I’m not sure what brought me to what should be Brooklyn Bridge Park. it’s drizzling and I didn’t want to stroll. so instead, I just walked towards the rail and took in the view right in front of me. ah, New York City. who doesn’t want to live here? there are more than enough movies, books, TV shows out there to make you dream of it. there’s the hidden bowling alley from the book Where She Went. there’s Gretta riding her bike across Manhattan in Begin Again. there’s Superman saving people in Queens. it’s unbelievable.
I took turns taking touristy photos with this family of four. the dad said he’s pretty good with photography, can even talk to me about the lights there. though it’s a point-and-shoot iPhone, the photo turned out… let’s just say he’s joking about all that camera stuffs he said earlier.
then, of course, it’s the usual, “what brought you here?” and “where are you from?”
he said something utterly true. “you’ve never been to the Twin Towers and you say you’re from Malaysia? and now you’re looking at Brooklyn Bridge in New York.”
I gave an embarrassing “yes”. I’ve been meaning to cross that bridge for a long time. ever since I read about how unique it is from my trip to Taipei 101... about five years ago. I told myself I’m gonna do it when I’m back home, but half a year had passed and I still… haven’t.

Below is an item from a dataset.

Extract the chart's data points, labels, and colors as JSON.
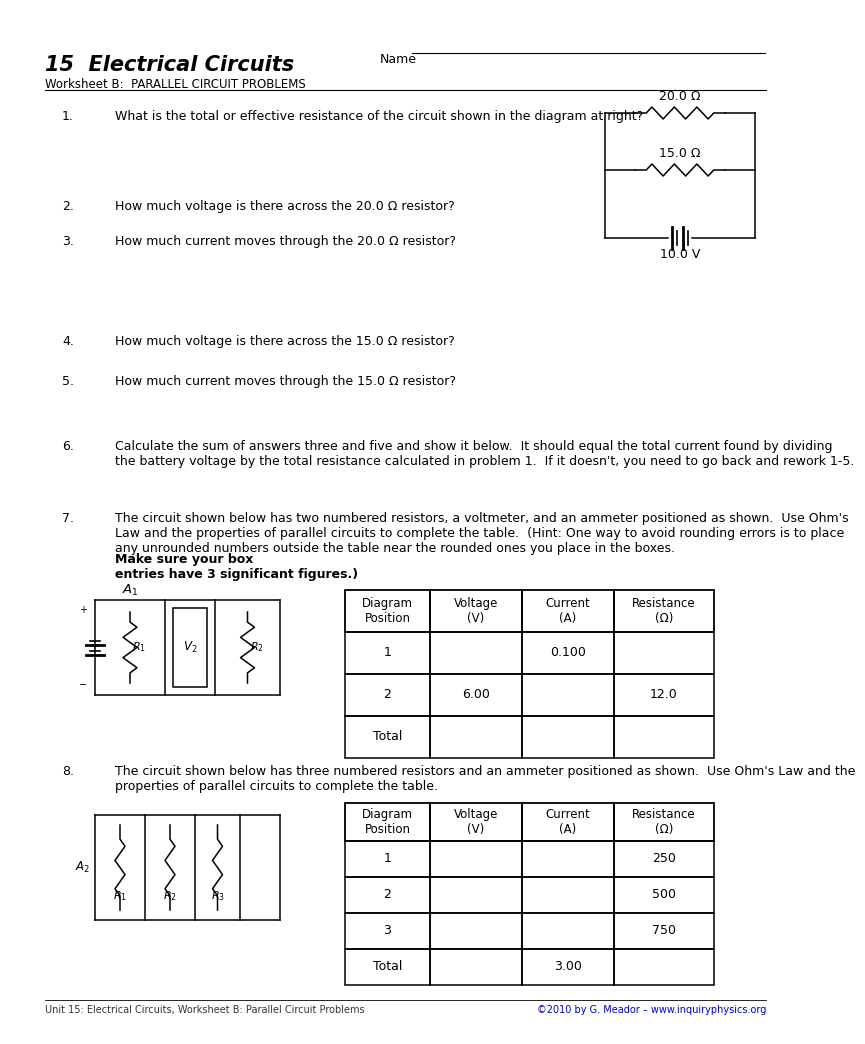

anyway, I didn’t want to stand in the rain anymore so I left. I think it was Shake Shack that led me to this park because I ended up knowing that I wanted to have Shake Shack. before I had arrived at the park, I passed two restaurants with long queues. it must be good, I don’t know. you let me know if you somehow end up in one of those restaurants someday. it’s Grimaldi’s Pizzeria (4.1 stars from 4192 Google Reviews. okay after a search through Google, it even has its own Wikipedia page.) and Juliana’s (4.6 Stars from 2651 Google Reviews. alright this has its own Wikipedia page too). I’m not gonna queue though. not alone. not in this cold.

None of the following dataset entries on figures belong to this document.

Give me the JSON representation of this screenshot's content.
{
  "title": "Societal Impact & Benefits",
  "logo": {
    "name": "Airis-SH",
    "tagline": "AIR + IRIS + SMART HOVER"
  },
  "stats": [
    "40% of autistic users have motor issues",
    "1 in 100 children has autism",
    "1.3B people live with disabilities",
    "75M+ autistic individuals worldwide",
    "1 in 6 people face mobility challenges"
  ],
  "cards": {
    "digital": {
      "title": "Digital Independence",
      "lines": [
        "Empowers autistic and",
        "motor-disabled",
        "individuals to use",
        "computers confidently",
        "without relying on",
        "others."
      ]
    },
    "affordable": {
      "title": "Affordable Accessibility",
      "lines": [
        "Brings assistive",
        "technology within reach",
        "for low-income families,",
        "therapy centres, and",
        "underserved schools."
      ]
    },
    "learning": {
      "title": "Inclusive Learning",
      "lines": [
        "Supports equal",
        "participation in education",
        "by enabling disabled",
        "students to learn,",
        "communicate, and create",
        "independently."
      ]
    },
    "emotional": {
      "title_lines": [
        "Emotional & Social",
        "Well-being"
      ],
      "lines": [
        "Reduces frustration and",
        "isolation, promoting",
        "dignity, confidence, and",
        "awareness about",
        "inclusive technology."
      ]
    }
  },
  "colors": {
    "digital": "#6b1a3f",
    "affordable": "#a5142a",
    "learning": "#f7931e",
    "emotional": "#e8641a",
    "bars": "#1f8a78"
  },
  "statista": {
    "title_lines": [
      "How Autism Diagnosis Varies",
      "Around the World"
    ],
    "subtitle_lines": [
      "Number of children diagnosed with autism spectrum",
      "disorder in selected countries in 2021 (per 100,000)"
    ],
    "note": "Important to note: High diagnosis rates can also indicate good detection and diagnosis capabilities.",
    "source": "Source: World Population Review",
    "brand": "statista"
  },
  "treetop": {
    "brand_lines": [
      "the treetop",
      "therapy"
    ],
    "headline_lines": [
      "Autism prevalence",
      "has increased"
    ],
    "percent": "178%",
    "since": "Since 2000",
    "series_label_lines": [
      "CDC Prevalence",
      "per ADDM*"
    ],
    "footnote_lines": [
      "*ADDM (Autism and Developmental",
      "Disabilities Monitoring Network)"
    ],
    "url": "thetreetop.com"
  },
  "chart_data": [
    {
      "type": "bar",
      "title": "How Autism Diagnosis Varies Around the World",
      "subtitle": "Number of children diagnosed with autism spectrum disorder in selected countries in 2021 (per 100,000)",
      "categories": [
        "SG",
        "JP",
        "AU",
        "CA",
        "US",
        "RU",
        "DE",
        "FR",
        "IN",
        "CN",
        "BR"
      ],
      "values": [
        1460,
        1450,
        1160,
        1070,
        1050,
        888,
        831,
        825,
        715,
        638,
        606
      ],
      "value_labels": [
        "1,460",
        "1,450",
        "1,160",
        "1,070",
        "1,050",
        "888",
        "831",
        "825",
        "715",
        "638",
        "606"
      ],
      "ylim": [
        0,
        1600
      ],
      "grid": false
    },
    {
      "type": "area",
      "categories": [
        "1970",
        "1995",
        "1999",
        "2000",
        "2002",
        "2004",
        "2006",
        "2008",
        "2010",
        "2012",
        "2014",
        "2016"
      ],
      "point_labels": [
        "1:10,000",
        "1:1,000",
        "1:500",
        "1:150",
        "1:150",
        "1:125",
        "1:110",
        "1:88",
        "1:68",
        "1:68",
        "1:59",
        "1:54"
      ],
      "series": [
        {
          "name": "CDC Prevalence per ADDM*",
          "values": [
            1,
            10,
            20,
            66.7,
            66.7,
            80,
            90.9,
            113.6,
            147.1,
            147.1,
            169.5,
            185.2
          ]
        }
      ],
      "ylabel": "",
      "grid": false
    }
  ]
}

it’s McMiserable all over again. although this time it’s not emotionally, more on the logistics part. how am I gonna order and make sure I have one seat in this crowded New-York-City famed restaurant? everyone seemed to have someone to chop seats for them. urgh.
I ended up at a table for 4 - 5 with a couple that’s about to leave. then, a family with a stroller joined the table. I thought, “why would people bring their kids and toddlers to travel? why? just why? it’s such a hassle.” then I remember that this may be their only time in a year that they could spend this much time together in a foreign place. alright, I approve.

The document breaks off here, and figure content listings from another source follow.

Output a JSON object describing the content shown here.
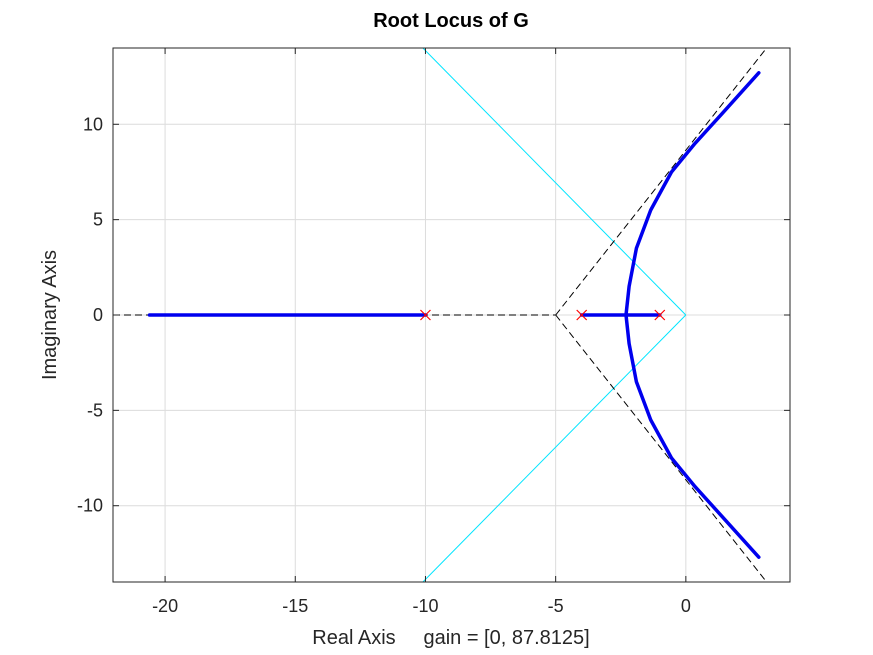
{
  "chart_data": {
    "type": "line",
    "title": "Root Locus of G",
    "xlabel": "Real Axis     gain = [0, 87.8125]",
    "ylabel": "Imaginary Axis",
    "xlim": [
      -22,
      4
    ],
    "ylim": [
      -14,
      14
    ],
    "grid": true,
    "xticks": [
      -20,
      -15,
      -10,
      -5,
      0
    ],
    "yticks": [
      -10,
      -5,
      0,
      5,
      10
    ],
    "xtick_labels": [
      "-20",
      "-15",
      "-10",
      "-5",
      "0"
    ],
    "ytick_labels": [
      "-10",
      "-5",
      "0",
      "5",
      "10"
    ],
    "poles": [
      [
        -10,
        0
      ],
      [
        -4,
        0
      ],
      [
        -1,
        0
      ]
    ],
    "branches": [
      {
        "x": [
          -10,
          -20.6
        ],
        "y": [
          0,
          0
        ]
      },
      {
        "x": [
          -4,
          -2.3
        ],
        "y": [
          0,
          0
        ]
      },
      {
        "x": [
          -1,
          -2.3
        ],
        "y": [
          0,
          0
        ]
      },
      {
        "x": [
          -2.3,
          -2.18,
          -1.9,
          -1.35,
          -0.55,
          0.35,
          1.35,
          2.8
        ],
        "y": [
          0,
          1.5,
          3.5,
          5.5,
          7.5,
          9.0,
          10.5,
          12.7
        ]
      },
      {
        "x": [
          -2.3,
          -2.18,
          -1.9,
          -1.35,
          -0.55,
          0.35,
          1.35,
          2.8
        ],
        "y": [
          0,
          -1.5,
          -3.5,
          -5.5,
          -7.5,
          -9.0,
          -10.5,
          -12.7
        ]
      }
    ],
    "asymptotes": [
      {
        "x": [
          -22,
          -5
        ],
        "y": [
          0,
          0
        ]
      },
      {
        "x": [
          -5,
          3.1
        ],
        "y": [
          0,
          14
        ]
      },
      {
        "x": [
          -5,
          3.1
        ],
        "y": [
          0,
          -14
        ]
      }
    ],
    "damping_lines": [
      {
        "x": [
          0,
          -10.1
        ],
        "y": [
          0,
          14
        ]
      },
      {
        "x": [
          0,
          -10.1
        ],
        "y": [
          0,
          -14
        ]
      }
    ],
    "colors": {
      "locus": "#0000ee",
      "pole_marker": "#ff0000",
      "asymptote": "#000000",
      "damping": "#00e5ff",
      "grid": "#dcdcdc",
      "axes": "#262626"
    }
  }
}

I tried to look friendly, smile and soften my resting bitch face. but it’s undeniably getting more uncomfortable so I just focused on my burger and finished it as quickly as possible. speaking of burgers, I honestly found Shake Shack just alright.
and then, and then… I can’t remember what exactly happened after that. I only vaguely remember walking past a car park. I guess I got back, talked to my mom on the phone and settled down for the night.
HAH! so I managed to summon some memories from the previous night before I went to bed. I got back to my dorm and my lower bunk-mate was already in bed, like, his entire body was in the comforter except for his head.
seeing that he’s not asleep yet, we acknowledged each other and he proceeded to continue talking to me that way. it’s the usual “oh what have you done today?” turned out he’s French and he went to support his friend’s comedy. naturally, it’s awkward to be looking down at him this way so I excused myself.
I think I talked to my mom after that (mom, I’m sharing a room with three other guys!). I booked about ten accommodations for the entire trip so I wasn’t sure what I’d actually booked for each night. and no matter how my dorm mates rotated, they were always males. :\
while I was working away on my upper bunk, the four of us agreed to have the lights shut. but I forgot I’d left my contact lens solution in the locker. so I had to climb my way down, open it, feel my hands through my bags to find that damn solution, all while cursing myself for being loud. was I not embarrassed enough with my giant luggage? hmph.